Football practice, Monday, August 24

This post was written by Vanguard sports writer Allison Whited.

The cold temperature this morning really brought it home that football season begins in just 12 days. On cold, cloudy mornings like this one, it's hard to believe there is another place as beautiful to watch football practice as Stott Field.

The first offense took on the second defense and vice versa in this morning's 11-on-11 drills. The first defense and certain members of the second defense are making progress. They move together and help each other out when it's needed. The offense still appears to be a little patchwork at times, but, in all honesty, there is marked improvement from both spring ball and just two weeks ago when practice began.

Currently, safeties Cody Worthen and Jordan Brown are deemed to be the starters and it looks like a good combination. They seem to have very different styles of play. Brown is on the move quickly after the snap whereas Worthen employs more of a wait-and-see strategy. Brown is a constant presence in the ball's vicinity, but Worthen sticks with whomever he's covering.

Both seem to be holding back a bit at practice, which doesn't seem like a bad thing given the smattering of injured players on the sidelines. I have heard Worthen described as the "future of the defense" and Brown as a "team leader"—these two working together for the first time should be an anchor point for the defense.

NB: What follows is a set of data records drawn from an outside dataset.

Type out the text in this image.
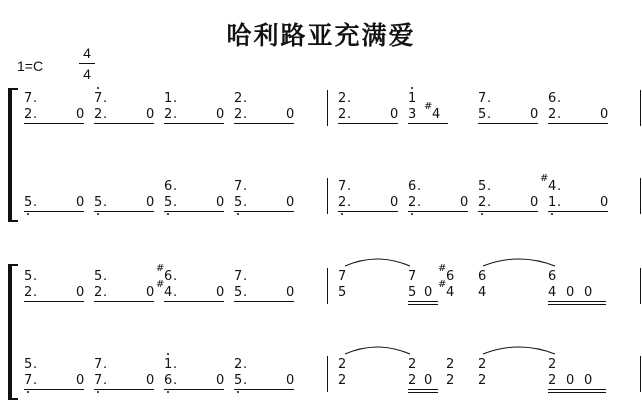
哈利路亚充满爱
1=C
4
4
7 .
2 .	0
7 .
2 .	0
1 .
2 .	0
2 .
2 .	0
2 .
2 .	0
1
3
#
4
7 .
5 .	0
6 .
2 .	0
5 .	0 5 .	0
6 .
5 .	0
7 .
5 .	0
7 .
2 .	0
6 .
2 .	0
5 .
2 .	0
#
4 .
1 .	0
5 .
2 .	0
5 .
2 .	0
#
6 .
#
4 .	0
7 .
5 .	0
7	7
#
6 6	6
5	5 0
#
4 4	4 0 0
5 .
7 .	0
7 .
7 .	0
1 .
6 .	0
2 .
5 .	0
2	2 2 2	2
2	2 0 2 2	2 0 0
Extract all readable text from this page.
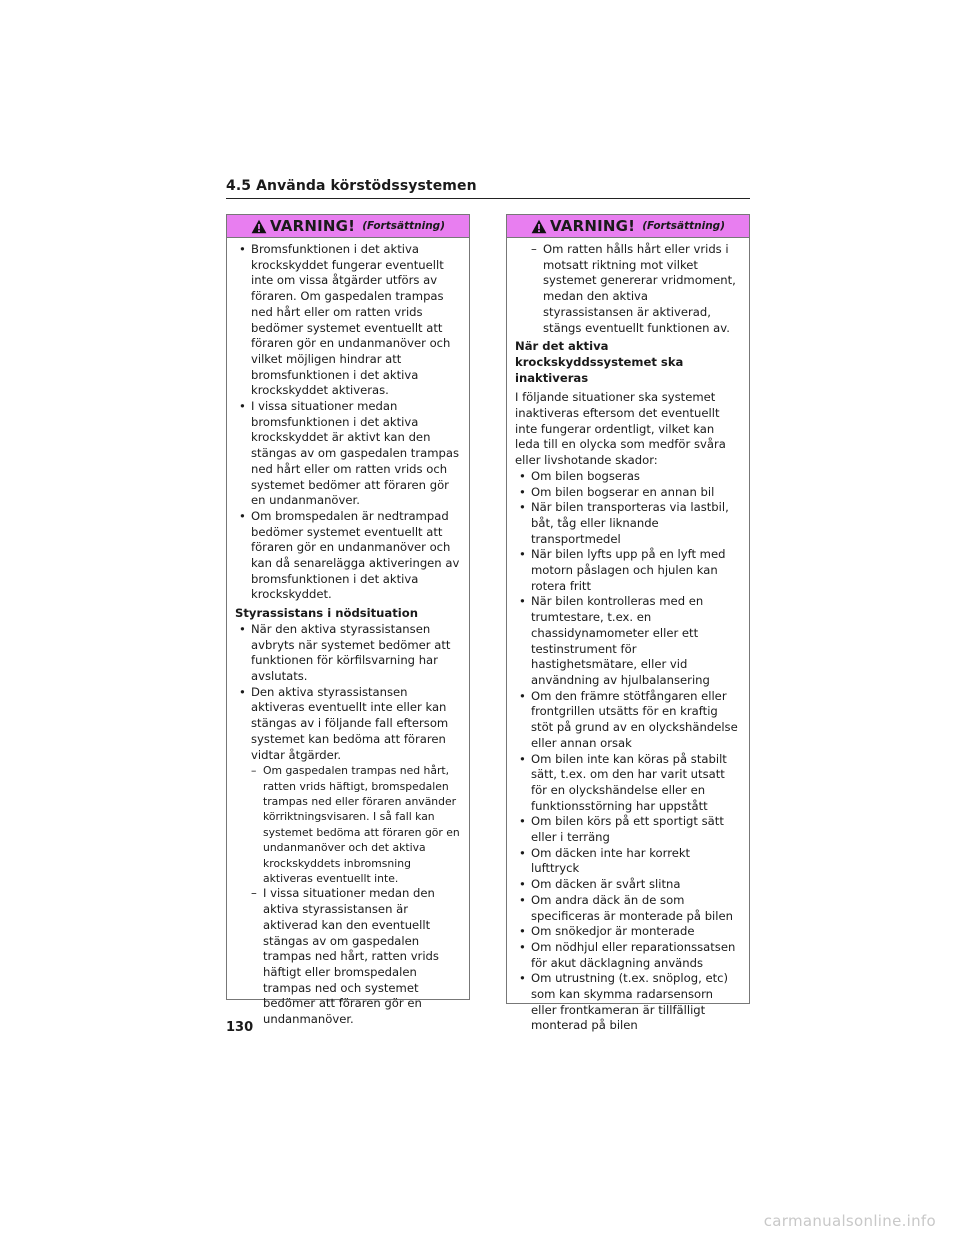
4.5 Använda körstödssystemen
VARNING! (Fortsättning)

• Bromsfunktionen i det aktiva krockskyddet fungerar eventuellt inte om vissa åtgärder utförs av föraren. Om gaspedalen trampas ned hårt eller om ratten vrids bedömer systemet eventuellt att föraren gör en undanmanöver och vilket möjligen hindrar att bromsfunktionen i det aktiva krockskyddet aktiveras.

• I vissa situationer medan bromsfunktionen i det aktiva krockskyddet är aktivt kan den stängas av om gaspedalen trampas ned hårt eller om ratten vrids och systemet bedömer att föraren gör en undanmanöver.

• Om bromspedalen är nedtrampad bedömer systemet eventuellt att föraren gör en undanmanöver och kan då senarelägga aktiveringen av bromsfunktionen i det aktiva krockskyddet.

Styrassistans i nödsituation

• När den aktiva styrassistansen avbryts när systemet bedömer att funktionen för körfilsvarning har avslutats.

• Den aktiva styrassistansen aktiveras eventuellt inte eller kan stängas av i följande fall eftersom systemet kan bedöma att föraren vidtar åtgärder.

– Om gaspedalen trampas ned hårt, ratten vrids häftigt, bromspedalen trampas ned eller föraren använder körriktningsvisaren. I så fall kan systemet bedöma att föraren gör en undanmanöver och det aktiva krockskyddets inbromsning aktiveras eventuellt inte.

– I vissa situationer medan den aktiva styrassistansen är aktiverad kan den eventuellt stängas av om gaspedalen trampas ned hårt, ratten vrids häftigt eller bromspedalen trampas ned och systemet bedömer att föraren gör en undanmanöver.

VARNING! (Fortsättning)

– Om ratten hålls hårt eller vrids i motsatt riktning mot vilket systemet genererar vridmoment, medan den aktiva styrassistansen är aktiverad, stängs eventuellt funktionen av.

När det aktiva krockskyddssystemet ska inaktiveras

I följande situationer ska systemet inaktiveras eftersom det eventuellt inte fungerar ordentligt, vilket kan leda till en olycka som medför svåra eller livshotande skador:

• Om bilen bogseras

• Om bilen bogserar en annan bil

• När bilen transporteras via lastbil, båt, tåg eller liknande transportmedel

• När bilen lyfts upp på en lyft med motorn påslagen och hjulen kan rotera fritt

• När bilen kontrolleras med en trumtestare, t.ex. en chassidynamometer eller ett testinstrument för hastighetsmätare, eller vid användning av hjulbalansering

• Om den främre stötfångaren eller frontgrillen utsätts för en kraftig stöt på grund av en olyckshändelse eller annan orsak

• Om bilen inte kan köras på stabilt sätt, t.ex. om den har varit utsatt för en olyckshändelse eller en funktionsstörning har uppstått

• Om bilen körs på ett sportigt sätt eller i terräng

• Om däcken inte har korrekt lufttryck

• Om däcken är svårt slitna

• Om andra däck än de som specificeras är monterade på bilen

• Om snökedjor är monterade

• Om nödhjul eller reparationssatsen för akut däcklagning används

• Om utrustning (t.ex. snöplog, etc) som kan skymma radarsensorn eller frontkameran är tillfälligt monterad på bilen

130
carmanualsonline.info
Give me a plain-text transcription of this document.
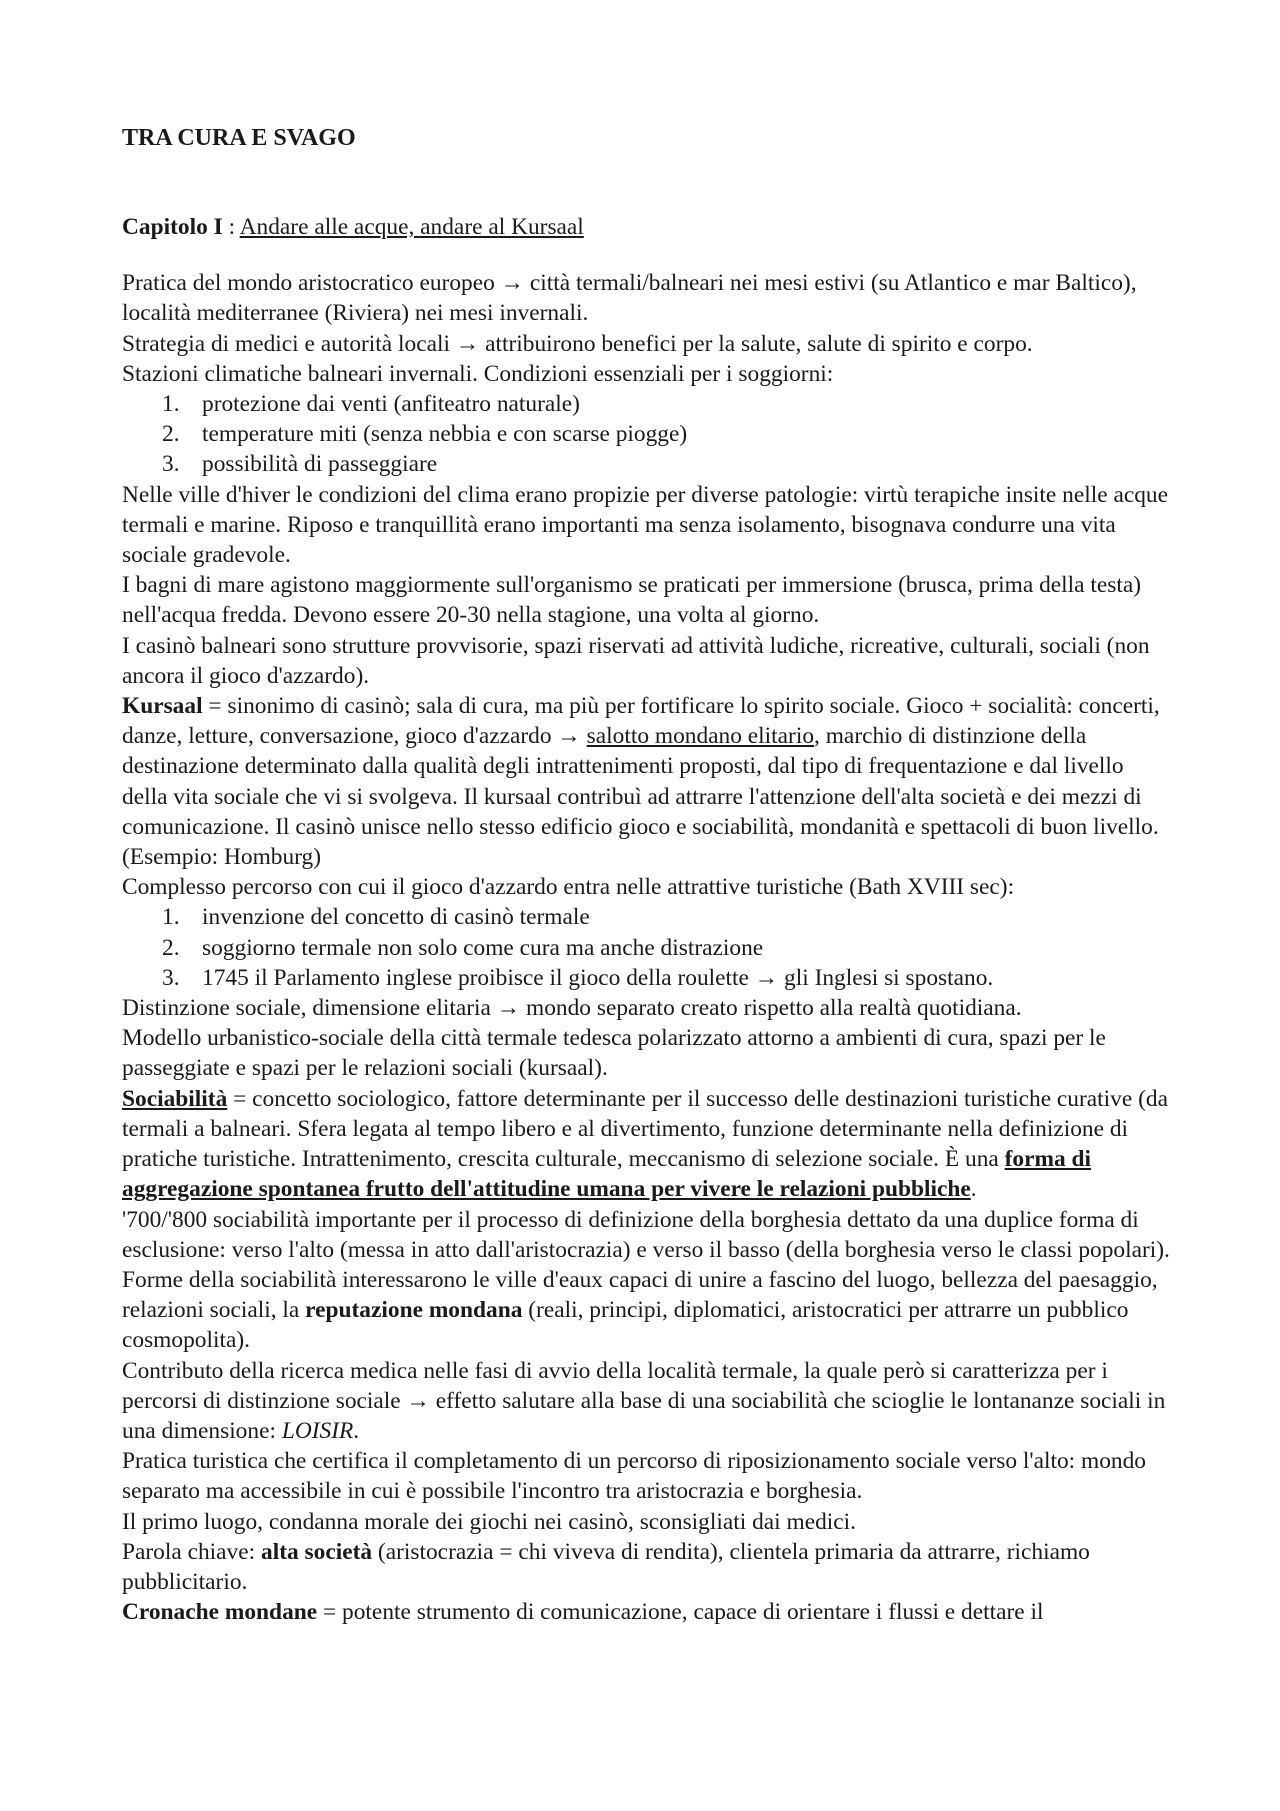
TRA CURA E SVAGO

Capitolo I : Andare alle acque, andare al Kursaal

Pratica del mondo aristocratico europeo → città termali/balneari nei mesi estivi (su Atlantico e mar Baltico), località mediterranee (Riviera) nei mesi invernali.

Strategia di medici e autorità locali → attribuirono benefici per la salute, salute di spirito e corpo.

Stazioni climatiche balneari invernali. Condizioni essenziali per i soggiorni:

1. protezione dai venti (anfiteatro naturale)
2. temperature miti (senza nebbia e con scarse piogge)
3. possibilità di passeggiare

Nelle ville d'hiver le condizioni del clima erano propizie per diverse patologie: virtù terapiche insite nelle acque termali e marine. Riposo e tranquillità erano importanti ma senza isolamento, bisognava condurre una vita sociale gradevole.

I bagni di mare agistono maggiormente sull'organismo se praticati per immersione (brusca, prima della testa) nell'acqua fredda. Devono essere 20-30 nella stagione, una volta al giorno.

I casinò balneari sono strutture provvisorie, spazi riservati ad attività ludiche, ricreative, culturali, sociali (non ancora il gioco d'azzardo).

Kursaal = sinonimo di casinò; sala di cura, ma più per fortificare lo spirito sociale. Gioco + socialità: concerti, danze, letture, conversazione, gioco d'azzardo → salotto mondano elitario, marchio di distinzione della destinazione determinato dalla qualità degli intrattenimenti proposti, dal tipo di frequentazione e dal livello della vita sociale che vi si svolgeva. Il kursaal contribuì ad attrarre l'attenzione dell'alta società e dei mezzi di comunicazione. Il casinò unisce nello stesso edificio gioco e sociabilità, mondanità e spettacoli di buon livello. (Esempio: Homburg)

Complesso percorso con cui il gioco d'azzardo entra nelle attrattive turistiche (Bath XVIII sec):

1. invenzione del concetto di casinò termale
2. soggiorno termale non solo come cura ma anche distrazione
3. 1745 il Parlamento inglese proibisce il gioco della roulette → gli Inglesi si spostano.

Distinzione sociale, dimensione elitaria → mondo separato creato rispetto alla realtà quotidiana.

Modello urbanistico-sociale della città termale tedesca polarizzato attorno a ambienti di cura, spazi per le passeggiate e spazi per le relazioni sociali (kursaal).

Sociabilità = concetto sociologico, fattore determinante per il successo delle destinazioni turistiche curative (da termali a balneari. Sfera legata al tempo libero e al divertimento, funzione determinante nella definizione di pratiche turistiche. Intrattenimento, crescita culturale, meccanismo di selezione sociale. È una forma di aggregazione spontanea frutto dell'attitudine umana per vivere le relazioni pubbliche.

'700/'800 sociabilità importante per il processo di definizione della borghesia dettato da una duplice forma di esclusione: verso l'alto (messa in atto dall'aristocrazia) e verso il basso (della borghesia verso le classi popolari).

Forme della sociabilità interessarono le ville d'eaux capaci di unire a fascino del luogo, bellezza del paesaggio, relazioni sociali, la reputazione mondana (reali, principi, diplomatici, aristocratici per attrarre un pubblico cosmopolita).

Contributo della ricerca medica nelle fasi di avvio della località termale, la quale però si caratterizza per i percorsi di distinzione sociale → effetto salutare alla base di una sociabilità che scioglie le lontananze sociali in una dimensione: LOISIR.

Pratica turistica che certifica il completamento di un percorso di riposizionamento sociale verso l'alto: mondo separato ma accessibile in cui è possibile l'incontro tra aristocrazia e borghesia.

Il primo luogo, condanna morale dei giochi nei casinò, sconsigliati dai medici.

Parola chiave: alta società (aristocrazia = chi viveva di rendita), clientela primaria da attrarre, richiamo pubblicitario.

Cronache mondane = potente strumento di comunicazione, capace di orientare i flussi e dettare il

Also on the defensive side of things, cornerback Denzel Davis did a good job of staying on his receiver, particularly on a pass to Nevin Lewis. Linebacker Ryan Rau also did a good job impeding receivers and had a strong stop on receiver Justin Monahan.

Punter Thomas Duyndam and his presumed back up Zach Brown had good practices. It's difficult to tell how strong their feet are as they only kick for a few moments and from a specific, constant range, but they both looked to have good control of the ball with decent hang time. Duyndam for the most part averaged about six seconds of hang time over a distance of 30-40 yards. He kicks the ball fairly high and seems to be able to put it where he wants it.

Drew Hubel threw a beautiful pass to Lavonte Kirven. On a long field, Hubel's pass was textbook. He put it out in front of the receiver, where only Kirven could get it. It was perfectly placed between the numbers and it came down soft, but didn't for a moment float dangerously. Perfection.

There are still errors made and there is no mistaking that this is a young team, but there have been some good practices recently that left little that was negative to report.